07.01.2021, 19.54 Uhr

Coronavirus-News am Donnerstag: Saarland erlaubt Ausnahmen bei Kontaktbeschränkungen

Die Corona-Pandemie hält Deutschland weiter in Atem. Das Saarland will nun wie Berlin Ausnahmen bei den Kontaktbeschränkungen erlauben. Hier erfahren Sie die neuesten Informationen, Zahlen und Fakten zur Coronavirus-Krise.

Kanzleramtschef Helge Braun räumte Fehler ein. "Wir hätten schon Mitte Oktober entscheidender und deutlicher handeln müssen", so der CDU-Mann. Bild: picture alliance/dpa/dpa-pool | Michael Kappeler

Die deutschen Gesundheitsämter haben dem Robert Koch-Institut (RKI) 26.391 Corona-Neuinfektionen binnen eines Tages gemeldet. Außerdem wurden 1070 neue Todesfälle innerhalb von 24 Stunden verzeichnet, wie das RKI am Donnerstagmorgen bekanntgab. Der Höchststand von 1129 neuen Todesfällen war am 30. Dezember erreicht worden. Bei den binnen 24 Stunden registrierten Neuinfektionen war mit 33 777 am 18. Dezember der höchste Wert gemeldet worden - darin waren jedoch 3500 Nachmeldungen enthalten.

Coronavirus-News: Aktuelle RKI-Zahlen, Sieben-Tage-Inzidenz und Todesfälle im Überblick

Die Zahl der binnen sieben Tagen an die Gesundheitsämter gemeldeten Neuinfektionen pro 100.000 Einwohner (Sieben-Tage-Inzidenz) lag am Donnerstagmorgen bei 121,8. Ihr bisheriger Höchststand war am 22. Dezember mit 197,6 erreicht worden. Die Unterschiede zwischen den Bundesländern sind jedoch enorm: Die höchsten Inzidenzen hatten Sachsen mit 269,8 und Thüringen mit 232,4. Den niedrigsten Wert hatte Bremen mit 74,0. Wegen der Feiertage sind die Wochenwerte aber ebenfalls mit Vorsicht zu bewerten.

Das RKI zählte seit Beginn der Pandemie 1.835.038 nachgewiesene Infektionen mit Sars-CoV-2 in Deutschland (Stand: 07.01., 00.00 Uhr). Die Gesamtzahl der Menschen, die an oder unter Beteiligung einer nachgewiesenen Infektion mit Sars-CoV-2 gestorben sind, stieg auf 37.607. Die Zahl der Genesenen gab das RKI mit etwa 1.474.000 an.

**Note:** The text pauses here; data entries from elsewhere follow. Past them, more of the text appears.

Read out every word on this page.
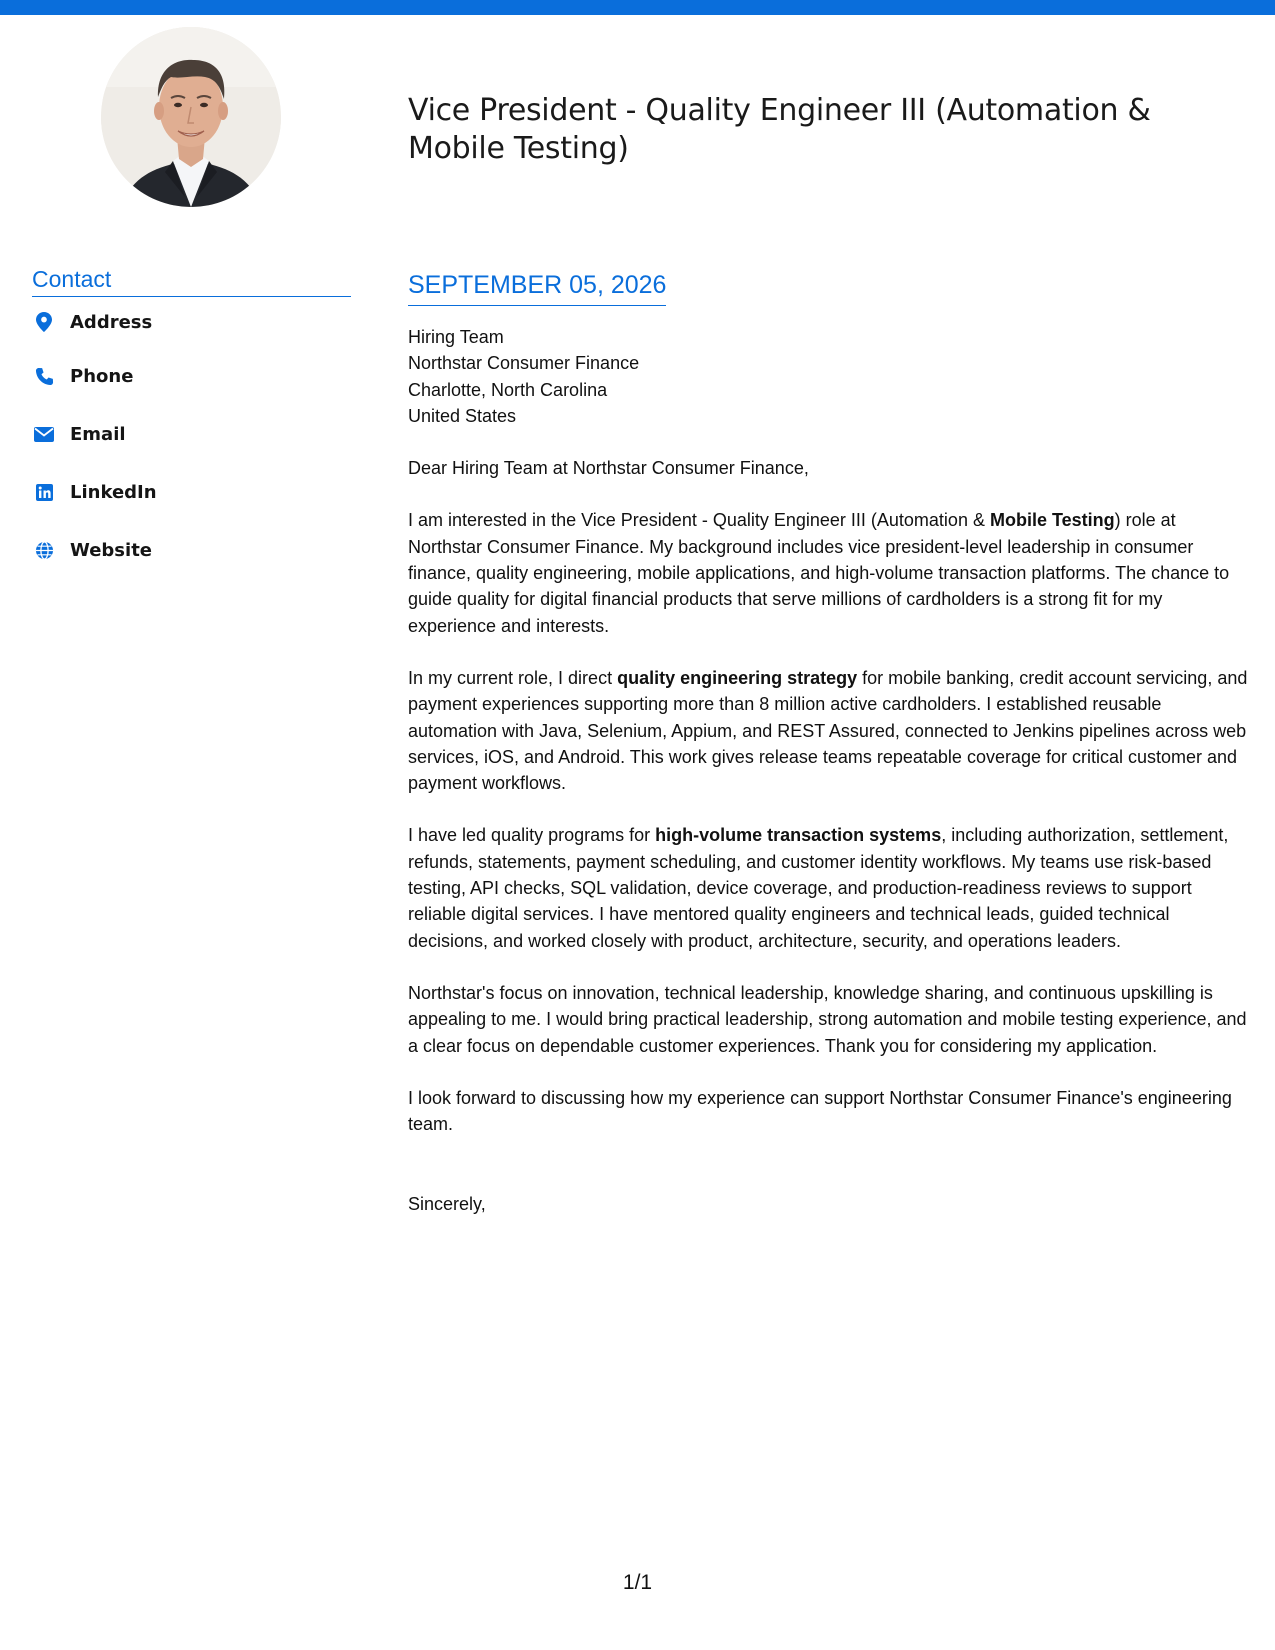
Vice President - Quality Engineer III (Automation & Mobile Testing)
Contact
Address
Phone
Email
LinkedIn
Website
SEPTEMBER 05, 2026
Hiring Team
Northstar Consumer Finance
Charlotte, North Carolina
United States

Dear Hiring Team at Northstar Consumer Finance,

I am interested in the Vice President - Quality Engineer III (Automation & Mobile Testing) role at Northstar Consumer Finance. My background includes vice president-level leadership in consumer finance, quality engineering, mobile applications, and high-volume transaction platforms. The chance to guide quality for digital financial products that serve millions of cardholders is a strong fit for my experience and interests.

In my current role, I direct quality engineering strategy for mobile banking, credit account servicing, and payment experiences supporting more than 8 million active cardholders. I established reusable automation with Java, Selenium, Appium, and REST Assured, connected to Jenkins pipelines across web services, iOS, and Android. This work gives release teams repeatable coverage for critical customer and payment workflows.

I have led quality programs for high-volume transaction systems, including authorization, settlement, refunds, statements, payment scheduling, and customer identity workflows. My teams use risk-based testing, API checks, SQL validation, device coverage, and production-readiness reviews to support reliable digital services. I have mentored quality engineers and technical leads, guided technical decisions, and worked closely with product, architecture, security, and operations leaders.

Northstar's focus on innovation, technical leadership, knowledge sharing, and continuous upskilling is appealing to me. I would bring practical leadership, strong automation and mobile testing experience, and a clear focus on dependable customer experiences. Thank you for considering my application.

I look forward to discussing how my experience can support Northstar Consumer Finance's engineering team.

Sincerely,

1/1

R-Wert in Deutschland aktuell bei 0,83

Der bundesweite Sieben-Tage-R-Wert lag laut RKI-Bericht vom Mittwoch bei 0,83 (Dienstag: 0,81). Das bedeutet, dass 100 Infizierte rechnerisch 83 weitere Menschen anstecken. Der Wert bildet jeweils das Infektionsgeschehen vor 8 bis 16 Tagen ab. Liegt er für längere Zeit unter 1, flaut das Infektionsgeschehen ab. Das RKI betonte, dass der R-Wert wegen der Verzögerungen gegebenenfalls unterschätzt werde.

Coronavirus-News aus Deutschland am Donnerstag (07.01.2021) im Überblick

Die aktuellen Geschehnisse und Entwicklungen rund um die Coronavirus-Pandemie lesen Sie hier in unserem News-Ticker zur aktuellen Corona-Lage.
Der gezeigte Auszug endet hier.